Bisnis.com, JAKARTA — Bank Indonesia, selaku regulator di bidang sistem pembayaran, diminta untuk mengawasi secara ketat perusahaan financial technology (fintech) yang beroperasi di Indonesia dengan menggandeng perbankan swasta nasional.
Ekonom Institute for Development of Economics and Finance (Indef) Bhima Yudhistira Adhinegara mengatakan bahwa pada dasarnya sah saja bagi perusahaan asing untuk masuk dalam persaingan bisnis sistem pembayaran selama masih patuh dengan regulasi.
Di tengah upaya mewujudkan kemandirian sistem pembayaran dalam negeri lewat Gerbang Pembayaran Nasional, BI mengatu kepemilikan asing bagi penyedia sistem pembayaran dibatasi maksimal 30%.
Dengan kata lain, menurut Bhima, selama dalam koridor kerja sama, sah-sah saja bagi perusahaan tekfin asing beroperasi.
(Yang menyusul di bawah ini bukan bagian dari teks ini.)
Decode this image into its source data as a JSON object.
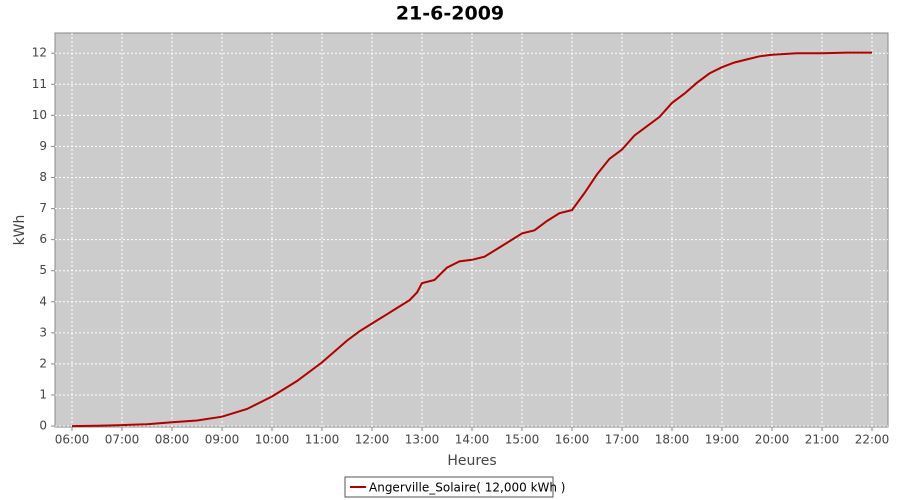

"Yang terpenting BI harus lakukan pengawasan ketat terhadap provider asing khususnya terkait keamanan data nasabah dan data center. Jangan sampai kerja sama dengan provider asing merugikan ekonomi dalam jangka panjang karena pemanfaatan data oleh asing," katanya kepada Bisnis, Senin (25/2/2019).
Dia mencontohkan, di negara AS perusahaan China memiliki beberapa restriksi untuk masuk sistem pembayaran karena berisiko mencuri data nasabah.
Dalam kesempatan sebelumnya, Deputi Gubernur Bank Indonesia Sugeng menyampaikan babhwa pihakya telah menerima pengajuan izin operasional dari PT Bank CIMB Niaga Tbk. dan Alipay. Saat ini, proses perizinan belum selesai karena masih ada tahapan penyesuaian di antara dua lembaga tersebut.
BI juga telah melakukan diskusi dengan WeChat Pay, yang berencana menggandeng beberapa bank nasional yakni platform layanan pembayaran lainnya yakni WeChat Pay. Padahal, beberapa bank seperti PT Bank Central Asia Tbk., PT Bank Negara Indonesia (Persero) Tbk., dan PT Bank Rakyat Indonesia (Persero) Tbk.